Way to one-up the SDSU-Wyoming game. Come on now.

The game reaches half time with SDSU down by a few shots. We eat some chips and I do my best to explain a little SDSU tradition.

The second half begins with Zak making the excellent point that I had to pay $8 for the game, yet there are ads every few seconds. Hmmm, I think it's time to start the Dir-ty Pro-gram chant.

Patrick: Wait, who are those guys?

Me: Male cheerleaders.

Patrick: Seriously? (followed by a look questioning everything he ever learned about America)

The game continues with the Cowgirls pulling away a little bit. I'm trying to hide my obvious frustration when Zak cracks, “Is there anyone from Wyoming in Sweden we could hang out with?”
Me: NOW IS NOT THE TIME!

Zak's a good friend though, and gets right back on the SDSU side and gets legitimately excited when they start to rally.
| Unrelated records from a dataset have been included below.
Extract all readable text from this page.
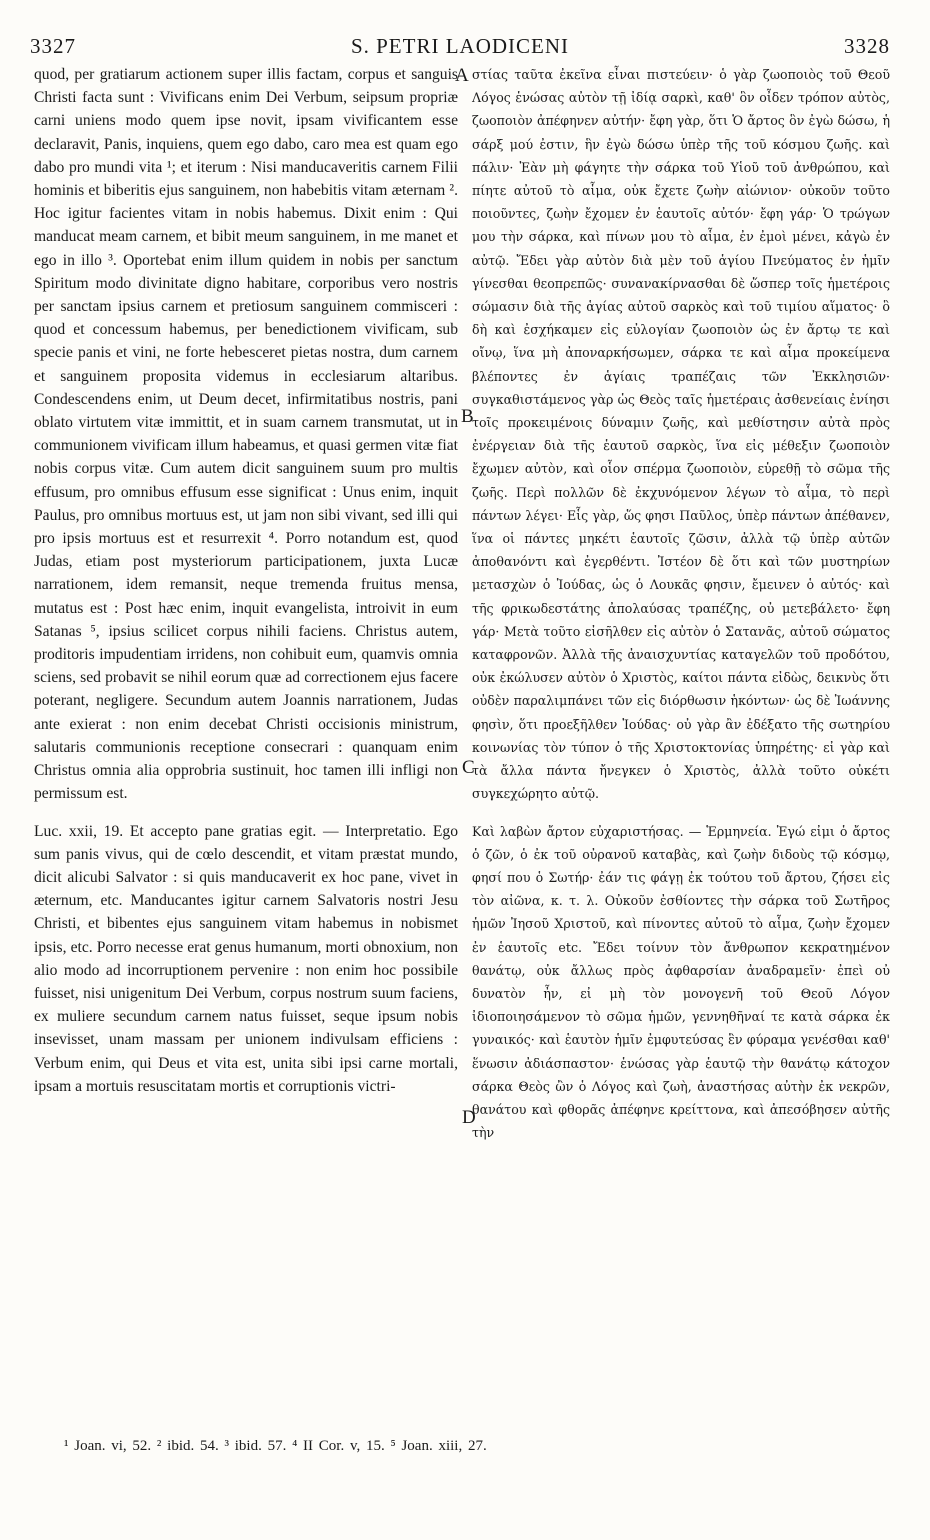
3327	S. PETRI LAODICENI	3328

quod, per gratiarum actionem super illis factam, corpus et sanguis Christi facta sunt : Vivificans enim Dei Verbum, seipsum propriæ carni uniens modo quem ipse novit, ipsam vivificantem esse declaravit, Panis, inquiens, quem ego dabo, caro mea est quam ego dabo pro mundi vita ¹; et iterum : Nisi manducaveritis carnem Filii hominis et biberitis ejus sanguinem, non habebitis vitam æternam ². Hoc igitur facientes vitam in nobis habemus. Dixit enim : Qui manducat meam carnem, et bibit meum sanguinem, in me manet et ego in illo ³. Oportebat enim illum quidem in nobis per sanctum Spiritum modo divinitate digno habitare, corporibus vero nostris per sanctam ipsius carnem et pretiosum sanguinem commisceri : quod et concessum habemus, per benedictionem vivificam, sub specie panis et vini, ne forte hebesceret pietas nostra, dum carnem et sanguinem proposita videmus in ecclesiarum altaribus. Condescendens enim, ut Deum decet, infirmitatibus nostris, pani oblato virtutem vitæ immittit, et in suam carnem transmutat, ut in communionem vivificam illum habeamus, et quasi germen vitæ fiat nobis corpus vitæ. Cum autem dicit sanguinem suum pro multis effusum, pro omnibus effusum esse significat : Unus enim, inquit Paulus, pro omnibus mortuus est, ut jam non sibi vivant, sed illi qui pro ipsis mortuus est et resurrexit ⁴. Porro notandum est, quod Judas, etiam post mysteriorum participationem, juxta Lucæ narrationem, idem remansit, neque tremenda fruitus mensa, mutatus est : Post hæc enim, inquit evangelista, introivit in eum Satanas ⁵, ipsius scilicet corpus nihili faciens. Christus autem, proditoris impudentiam irridens, non cohibuit eum, quamvis omnia sciens, sed probavit se nihil eorum quæ ad correctionem ejus facere poterant, negligere. Secundum autem Joannis narrationem, Judas ante exierat : non enim decebat Christi occisionis ministrum, salutaris communionis receptione consecrari : quanquam enim Christus omnia alia opprobria sustinuit, hoc tamen illi infligi non permissum est.

Luc. xxii, 19. Et accepto pane gratias egit. — Interpretatio. Ego sum panis vivus, qui de cœlo descendit, et vitam præstat mundo, dicit alicubi Salvator : si quis manducaverit ex hoc pane, vivet in æternum, etc. Manducantes igitur carnem Salvatoris nostri Jesu Christi, et bibentes ejus sanguinem vitam habemus in nobismet ipsis, etc. Porro necesse erat genus humanum, morti obnoxium, non alio modo ad incorruptionem pervenire : non enim hoc possibile fuisset, nisi unigenitum Dei Verbum, corpus nostrum suum faciens, ex muliere secundum carnem natus fuisset, seque ipsum nobis insevisset, unam massam per unionem indivulsam efficiens : Verbum enim, qui Deus et vita est, unita sibi ipsi carne mortali, ipsam a mortuis resuscitatam mortis et corruptionis victri-

στίας ταῦτα ἐκεῖνα εἶναι πιστεύειν· ὁ γὰρ ζωοποιὸς τοῦ Θεοῦ Λόγος ἑνώσας αὐτὸν τῇ ἰδίᾳ σαρκὶ, καθ' ὃν οἶδεν τρόπον αὐτὸς, ζωοποιὸν ἀπέφηνεν αὐτήν· ἔφη γὰρ, ὅτι Ὁ ἄρτος ὃν ἐγὼ δώσω, ἡ σάρξ μού ἐστιν, ἣν ἐγὼ δώσω ὑπὲρ τῆς τοῦ κόσμου ζωῆς. καὶ πάλιν· Ἐὰν μὴ φάγητε τὴν σάρκα τοῦ Υἱοῦ τοῦ ἀνθρώπου, καὶ πίητε αὐτοῦ τὸ αἷμα, οὐκ ἔχετε ζωὴν αἰώνιον· οὐκοῦν τοῦτο ποιοῦντες, ζωὴν ἔχομεν ἐν ἑαυτοῖς αὐτόν· ἔφη γάρ· Ὁ τρώγων μου τὴν σάρκα, καὶ πίνων μου τὸ αἷμα, ἐν ἐμοὶ μένει, κἀγὼ ἐν αὐτῷ. Ἔδει γὰρ αὐτὸν διὰ μὲν τοῦ ἁγίου Πνεύματος ἐν ἡμῖν γίνεσθαι θεοπρεπῶς· συνανακίρνασθαι δὲ ὥσπερ τοῖς ἡμετέροις σώμασιν διὰ τῆς ἁγίας αὐτοῦ σαρκὸς καὶ τοῦ τιμίου αἵματος· ὃ δὴ καὶ ἐσχήκαμεν εἰς εὐλογίαν ζωοποιὸν ὡς ἐν ἄρτῳ τε καὶ οἴνῳ, ἵνα μὴ ἀποναρκήσωμεν, σάρκα τε καὶ αἷμα προκείμενα βλέποντες ἐν ἁγίαις τραπέζαις τῶν Ἐκκλησιῶν· συγκαθιστάμενος γὰρ ὡς Θεὸς ταῖς ἡμετέραις ἀσθενείαις ἐνίησι τοῖς προκειμένοις δύναμιν ζωῆς, καὶ μεθίστησιν αὐτὰ πρὸς ἐνέργειαν διὰ τῆς ἑαυτοῦ σαρκὸς, ἵνα εἰς μέθεξιν ζωοποιὸν ἔχωμεν αὐτὸν, καὶ οἷον σπέρμα ζωοποιὸν, εὑρεθῇ τὸ σῶμα τῆς ζωῆς. Περὶ πολλῶν δὲ ἐκχυνόμενον λέγων τὸ αἷμα, τὸ περὶ πάντων λέγει· Εἷς γὰρ, ὥς φησι Παῦλος, ὑπὲρ πάντων ἀπέθανεν, ἵνα οἱ πάντες μηκέτι ἑαυτοῖς ζῶσιν, ἀλλὰ τῷ ὑπὲρ αὐτῶν ἀποθανόντι καὶ ἐγερθέντι. Ἰστέον δὲ ὅτι καὶ τῶν μυστηρίων μετασχὼν ὁ Ἰούδας, ὡς ὁ Λουκᾶς φησιν, ἔμεινεν ὁ αὐτός· καὶ τῆς φρικωδεστάτης ἀπολαύσας τραπέζης, οὐ μετεβάλετο· ἔφη γάρ· Μετὰ τοῦτο εἰσῆλθεν εἰς αὐτὸν ὁ Σατανᾶς, αὐτοῦ σώματος καταφρονῶν. Ἀλλὰ τῆς ἀναισχυντίας καταγελῶν τοῦ προδότου, οὐκ ἐκώλυσεν αὐτὸν ὁ Χριστὸς, καίτοι πάντα εἰδὼς, δεικνὺς ὅτι οὐδὲν παραλιμπάνει τῶν εἰς διόρθωσιν ἡκόντων· ὡς δὲ Ἰωάννης φησὶν, ὅτι προεξῆλθεν Ἰούδας· οὐ γὰρ ἂν ἐδέξατο τῆς σωτηρίου κοινωνίας τὸν τύπον ὁ τῆς Χριστοκτονίας ὑπηρέτης· εἰ γὰρ καὶ τὰ ἄλλα πάντα ἤνεγκεν ὁ Χριστὸς, ἀλλὰ τοῦτο οὐκέτι συγκεχώρητο αὐτῷ.

Καὶ λαβὼν ἄρτον εὐχαριστήσας. — Ἑρμηνεία. Ἐγώ εἰμι ὁ ἄρτος ὁ ζῶν, ὁ ἐκ τοῦ οὐρανοῦ καταβὰς, καὶ ζωὴν διδοὺς τῷ κόσμῳ, φησί που ὁ Σωτήρ· ἐάν τις φάγῃ ἐκ τούτου τοῦ ἄρτου, ζήσει εἰς τὸν αἰῶνα, κ. τ. λ. Οὐκοῦν ἐσθίοντες τὴν σάρκα τοῦ Σωτῆρος ἡμῶν Ἰησοῦ Χριστοῦ, καὶ πίνοντες αὐτοῦ τὸ αἷμα, ζωὴν ἔχομεν ἐν ἑαυτοῖς etc. Ἔδει τοίνυν τὸν ἄνθρωπον κεκρατημένον θανάτῳ, οὐκ ἄλλως πρὸς ἀφθαρσίαν ἀναδραμεῖν· ἐπεὶ οὐ δυνατὸν ἦν, εἰ μὴ τὸν μονογενῆ τοῦ Θεοῦ Λόγον ἰδιοποιησάμενον τὸ σῶμα ἡμῶν, γεννηθῆναί τε κατὰ σάρκα ἐκ γυναικός· καὶ ἑαυτὸν ἡμῖν ἐμφυτεύσας ἓν φύραμα γενέσθαι καθ' ἕνωσιν ἀδιάσπαστον· ἑνώσας γὰρ ἑαυτῷ τὴν θανάτῳ κάτοχον σάρκα Θεὸς ὢν ὁ Λόγος καὶ ζωὴ, ἀναστήσας αὐτὴν ἐκ νεκρῶν, θανάτου καὶ φθορᾶς ἀπέφηνε κρείττονα, καὶ ἀπεσόβησεν αὐτῆς τὴν

A
B
C
D
¹ Joan. vi, 52. ² ibid. 54. ³ ibid. 57. ⁴ II Cor. v, 15. ⁵ Joan. xiii, 27.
We begin to bust out the Spirit Fingers, which my worldwide friends find ridiculous, but partake in anyway. Zak decides to do the "Anti-Spirit Fingers" and puts his feet in the air, rubbing them together while Wyoming is shooting free throws. AND IT WORKS.

Patrick: Aaron, you need more cowbell.

Me: I don't have on one me.

Patrick: They have cowbells in Bavaria.

State hits a 3 and high fives fill the room. Zak is referring to Megan Vogel in casual conversation as if he's known her for years. "Man, if the refs would quit calling random fouls on Vogel she could really take over."

Camera pans over crowd.

Patrick: So this is America?

Zak: Um...are they lassoing?

Patrick: Wow.

Zak's suggestion: If they keep calling fouls on Vogel she should earn one and just punch someone in the face.

Haha, fair enough.

Muckenhurst hits a 3.

Zak: Her name alone deserves three points. Veridgan does a good job of running the point.

Patrick: The what?

The game ultimately ends in the favor of the opponent, though the Jackrabbits held their own against 11,000 rabid fans.

Patrick: You'll get them next time.

Though it was a few weeks ago, I just thought I'd say nice job, Jackrabbits. The whole world is proud.